Глаза Армана сочувственно заблестели.
– В Военном зале! – шепнул он. – Отправимся туда вместе. Нет, погоди, mon ami, на тебя смотрит мадам Помпадур. О, она улыбнулась! Ты счастливчик, Джастин!
– Я мог бы назвать это иначе, – заметил Эйвон, но подошел к королевской фаворитке и очень низко склонился над ее ручкой.
Он оставался с ней, пока граф де Стэнвиль не обратил на себя ее благосклонное внимание, а тогда поспешил в Военный зал, где Арман в обществе двух-трех приятелей уже попивал легкие красные вина, заедая их сластями.
Кто-то вручил герцогу рюмку бургундского, а лакей подошел к нему с печеньем на подносе, но он знаком отказался.
– Приятный антракт! – заметил герцог.—A ta santй, Joinlisse![34] Ваш слуга, Турдевиль. Словечко на ушко, Арман, – Он отвел Сен-Вира к софе.
Они сели и некоторое время разговаривали о Париже, придворных новостях и о тяжкой судьбе дежурных камергеров. Эйвон покорно слушал болтовню своего друга, но едва Арман на секунду прервал очередную, бесспорно забавную историю, как герцог заговорил совсем на другую тему.

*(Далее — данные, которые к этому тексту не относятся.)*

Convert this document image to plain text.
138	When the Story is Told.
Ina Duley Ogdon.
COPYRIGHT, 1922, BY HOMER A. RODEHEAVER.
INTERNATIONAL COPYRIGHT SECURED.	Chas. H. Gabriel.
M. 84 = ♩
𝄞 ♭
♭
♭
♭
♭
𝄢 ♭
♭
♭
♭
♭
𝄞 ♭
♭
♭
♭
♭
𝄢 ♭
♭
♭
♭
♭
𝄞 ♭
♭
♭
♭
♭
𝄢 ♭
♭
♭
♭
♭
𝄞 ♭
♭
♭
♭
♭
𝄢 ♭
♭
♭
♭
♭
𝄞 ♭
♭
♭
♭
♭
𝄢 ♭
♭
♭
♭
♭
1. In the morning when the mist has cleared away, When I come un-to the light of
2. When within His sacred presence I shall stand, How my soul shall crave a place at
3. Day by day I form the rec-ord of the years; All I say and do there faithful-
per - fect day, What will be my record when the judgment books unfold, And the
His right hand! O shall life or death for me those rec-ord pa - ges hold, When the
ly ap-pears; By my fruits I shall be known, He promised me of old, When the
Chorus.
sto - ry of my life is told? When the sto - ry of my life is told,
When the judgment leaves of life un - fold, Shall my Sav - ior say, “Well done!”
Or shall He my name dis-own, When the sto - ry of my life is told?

– Мне следует выразить свое уважение твоей очаровательной невестке, – сказал он. – Надеюсь, она сегодня здесь?
Круглое благодушное лицо Армана внезапно омрачила угрюмая гримаса.
– О да! Сидит позади королевы в темном углу. Если ты йpris[35], Джастин, то твой вкус претерпел плачевные изменения. – Он пренебрежительно фыркнул. – Бледная немочь! До сих пор не понимаю, как мог Анри остановить свой выбор на ней.
– Я никогда не замечал в достойнейшем Анри особых признаков ума, – ответил герцог. – Но почему он в Париже, почему не здесь?
– А он в Париже? Он же уехал в Шампань. Впал здесь в легкую немилость. Проклятый необузданный нрав, ты понимаешь. Оставил здесь мадам, свою супругу, с их мужланом сыном.
Эйвон поднес лорнет к глазам.
– Мужланом?
– Как, разве ты его не видел? Неуклюжий недотепа с душой крестьянина! И такой пентюх станет графом Сен-Виром! Mon Dieu! Видно, в крови Мари есть дурная примесь! Свою неотесанность мой прелестный племянник унаследовал не от нас. Ну, да я никогда не считал, что Мари принадлежит к истинной аристократии.
Герцог поглядел на свое вино.
– Мне непременно следует взглянуть на юного Анри, – сказал он. – Как я слышал, он не похож] ни на своего отца, ни на свою мать.
– Ничуть. Волосы у него черные, нос толстый, пальцы широкие и тупые. Анри покарал Бог! Сначала он женится на плаксивой, вечно хнычущей женщине, лишенной всякого шарма и тем более красоты, а затем производит на свет нечто подобное!
– Так и кажется, что ты не обожаешь своего племянника, – прожурчал его светлость.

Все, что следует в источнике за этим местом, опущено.